The rate of mitochondrial respiration using NADH-dependent substrates without the addition of ADP was 21.59 ± 1.81 nmol O2 min–1 mg–1 of protein. The addition of 1 µM methylene blue stimulated an increase in the respiratory rate to 30.67 ± 3.77 nmol O2 min–1 mg–1 of protein (p < 0.05) (Fig. 3a). These data are consistent with results showing that methylene blue increases the rate of ADP-unstimulated respiration with succinate as the respiration substrate of isolated rat liver mitochondria [25]. At the same time, methylene blue did not affect the rate of ADP-stimulated respiration thus suggesting that methylene blue could uncouple oxidative phosphorylation [25]. We have shown that methylene blue addition to mitochondria in the presence of ADP did not affect the rate of respiration (165.39 ± 11.07 nmol O2 min–1 mg–1 of protein in the control and 182.57 ± 19.83 nmol O2 min–1 mg–1 of protein in mitochondria after the methylene blue addition) (Fig. 3b). Similar data (an increase in the respiration rate without ADP addition and the absence of stimulation of mitochondrial respiration in the presence of ADP) were obtained [23] using succinate, α-glycerophosphate, and malate + glutamate as the respiration substrates.

Fig. 3.

The effect of methylene blue (MB) and azure I on the respiration rate of intact mouse brain mitochondria. Differences are statistically significant, * p < 0.05. (a) Mitochondrial respiration not stimulated by ADP. (b) ADP-stimulated mitochondrial respiration.

We have shown that the addition of 1 μM azure I did not affect the rate of either ADP-unstimulated mitochondrial respiration (21.58 ± 2.74 nmol O2 min–1 mg–1 protein) (Fig. 3a) or the rate of ADP-stimulated respiration of mitochondria (140.23 ± 35.99 nmol O2 min–1 mg–1 protein) (Fig. 3b).
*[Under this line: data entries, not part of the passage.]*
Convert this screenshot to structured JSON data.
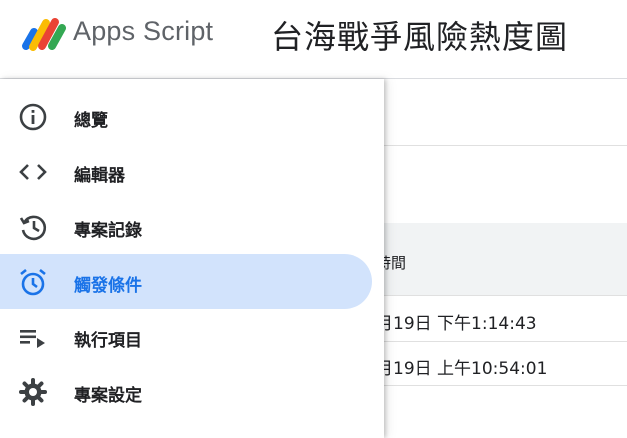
{
  "header": {
    "app_name": "Apps Script",
    "project_title": "台海戰爭風險熱度圖"
  },
  "sidebar": {
    "items": [
      {
        "label": "總覽",
        "icon": "info-icon",
        "active": false
      },
      {
        "label": "編輯器",
        "icon": "code-icon",
        "active": false
      },
      {
        "label": "專案記錄",
        "icon": "history-icon",
        "active": false
      },
      {
        "label": "觸發條件",
        "icon": "alarm-clock-icon",
        "active": true
      },
      {
        "label": "執行項目",
        "icon": "playlist-play-icon",
        "active": false
      },
      {
        "label": "專案設定",
        "icon": "gear-icon",
        "active": false
      }
    ]
  },
  "table": {
    "column_header": "時間",
    "rows": [
      {
        "time": "月19日 下午1:14:43"
      },
      {
        "time": "月19日 上午10:54:01"
      }
    ]
  },
  "colors": {
    "accent": "#1a73e8",
    "active_bg": "#d2e3fc",
    "icon_gray": "#5f6368"
  }
}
Thus, azure I does not exhibit the properties of an oxidative phosphorylation uncoupler.

The Rate of H2O2 Production by Isolated Mitochondria

The rate of H2O2 production by isolated mitochondria was 45.39 ± 5.95 pmol H2O2 min–1 mg–1. The addition of 1 µM methylene blue more than tripled the rate of H2O2 production (177.6 ± 14.99 pmol H2O2 min–1 mg–1; p < 0.01). The addition of 1 μM azure I also stimulated H2O2 production by isolated mitochondria (150.23 ± 7.34 pmol H2O2 min–1 mg–1, p < 0.01) (Fig. 4). Thus, on the one hand, the data suggests that Azur I produces 15% less H2O2. However, if we calculate the proportion of H2O2 formed from O2 consumed, the results will be opposite. Mitochondria without the addition of phenothiazines produced 0.21% H2O2. The addition of methylene blue resulted in an H2O2 content to 0.58%, while the addition of azure I increases this proportion to 0.7%. These data partially correlated with LD50 values. The LD50 value for Azure I administered intravenously to mice is 65 mg/kg [26], which is slightly lower than for methylene blue (77 mg/kg) [27].

Fig. 4.

Effect of methylene blue (MB) and azure I on the rate of H2O2 production by intact mouse brain mitochondria. Differences are statistically significant, ** p < 0.01.
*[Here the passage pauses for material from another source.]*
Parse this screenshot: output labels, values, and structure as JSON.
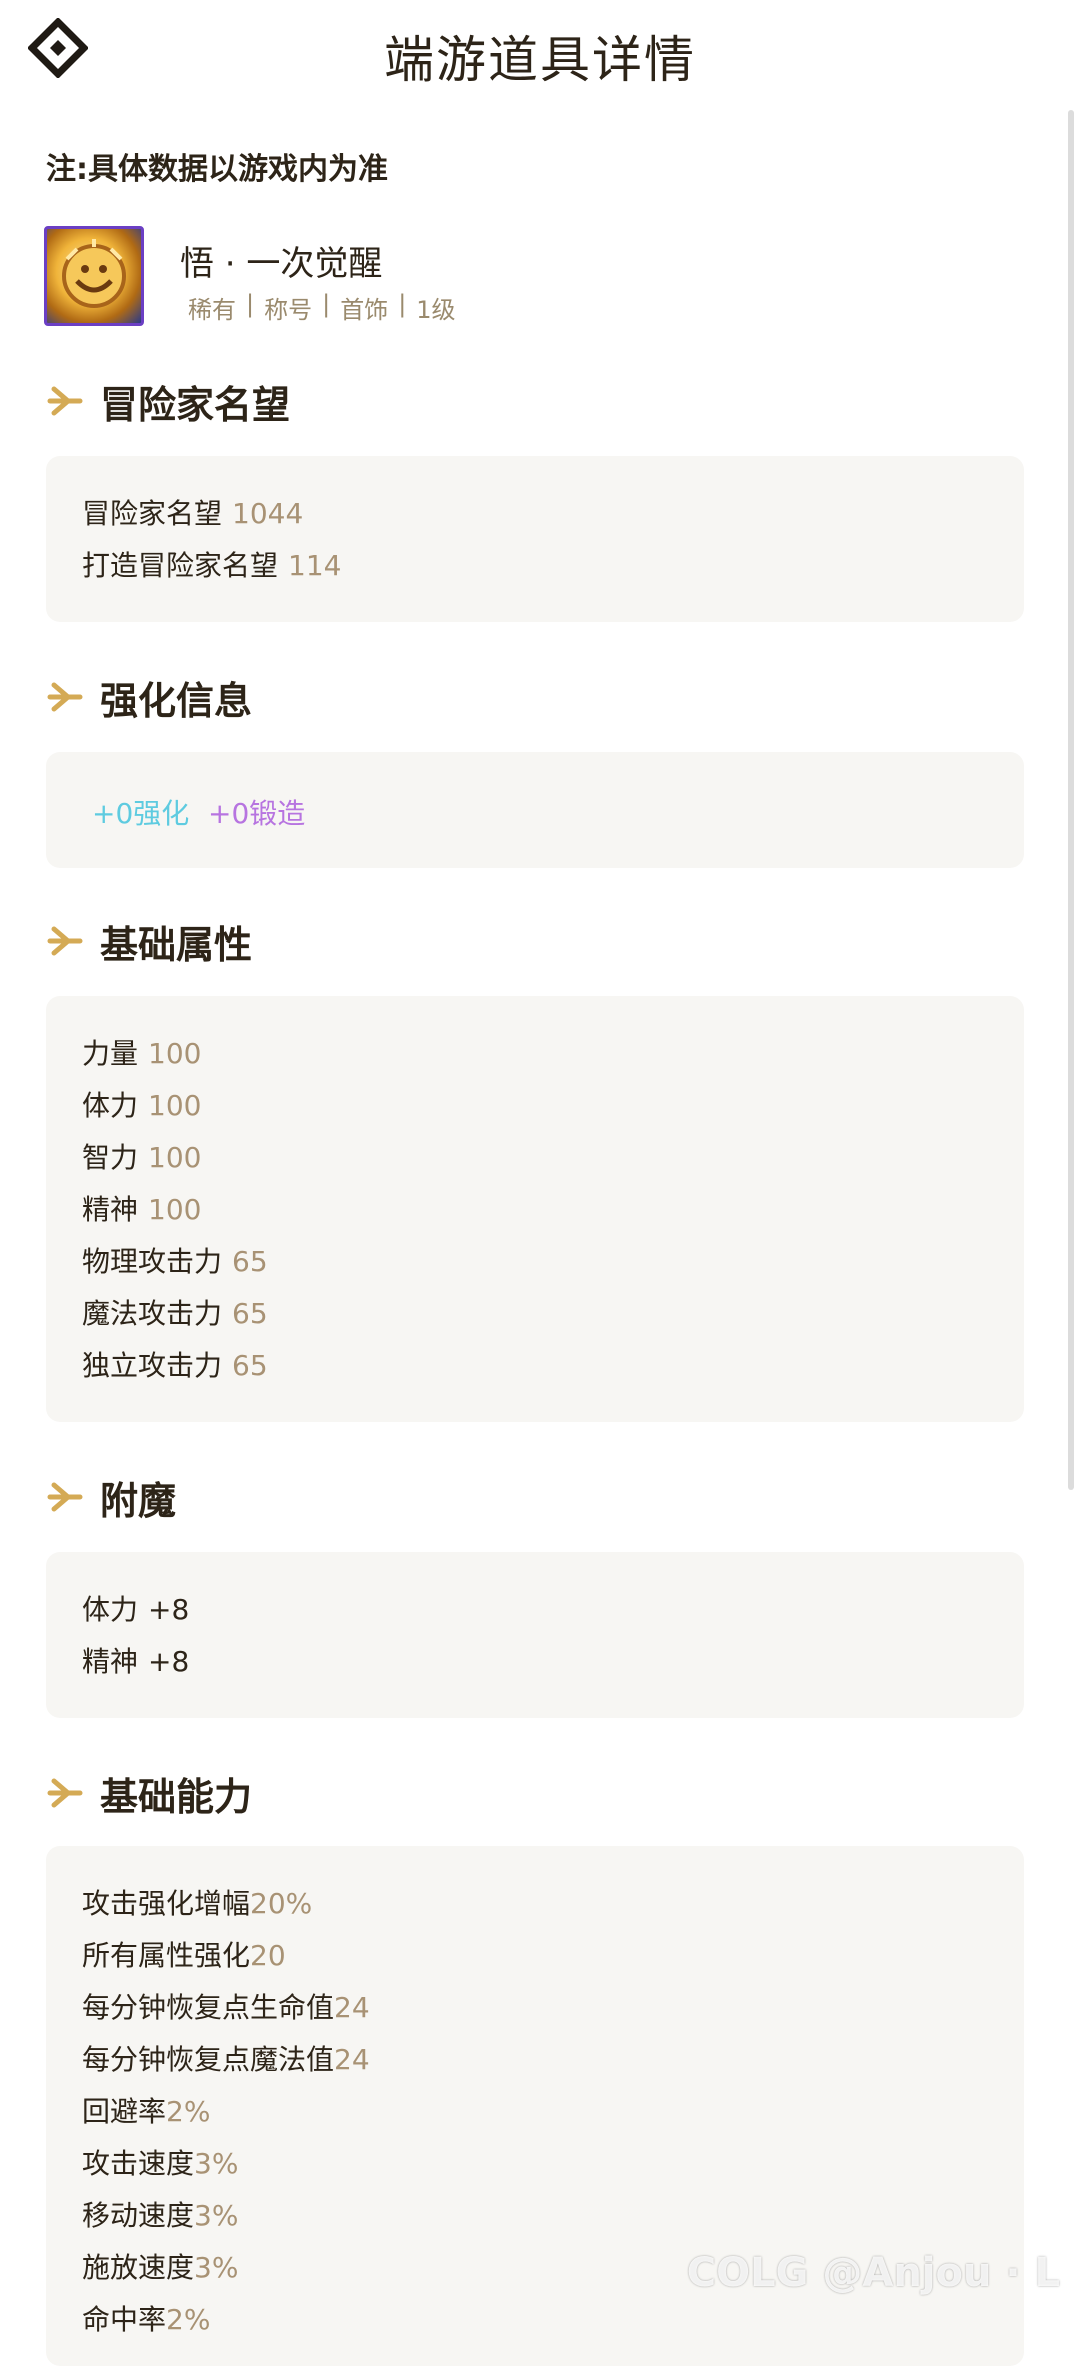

However, these results cannot indicate that Azur I may be potentially more toxic to the body. Certain evidence exists that azure I penetrates into tissues 14 times better [16], and the therapeutic effect of 4 mg/kg azure I corresponds to the dose 20 mg/kg of methylene blue [20].

CONCLUSIONS

Thus, both methylene blue and azure I can increase the rate of H2O2 production by isolated mitochondria in vitro. This is not entirely consistent with the notion that they can be mild uncouplers, since an increase in the rate of H2O2 production is impossible at a high membrane potential [1]. We can speculate that alternative electron transport is a form of noncoupled respiration, but it is not associated with a decrease in ROS production. In this case, only methylene blue is able to perform alternative electron transport, bypassing ETC components. Azur I, the demethylated form of methylene blue, does not bypass complex I. This limits its functionality as a mitochondria-targeted drug, but does not question its therapeutic potential as a potent inhibitor of monoamine oxidase, inflammatory and apoptotic processes.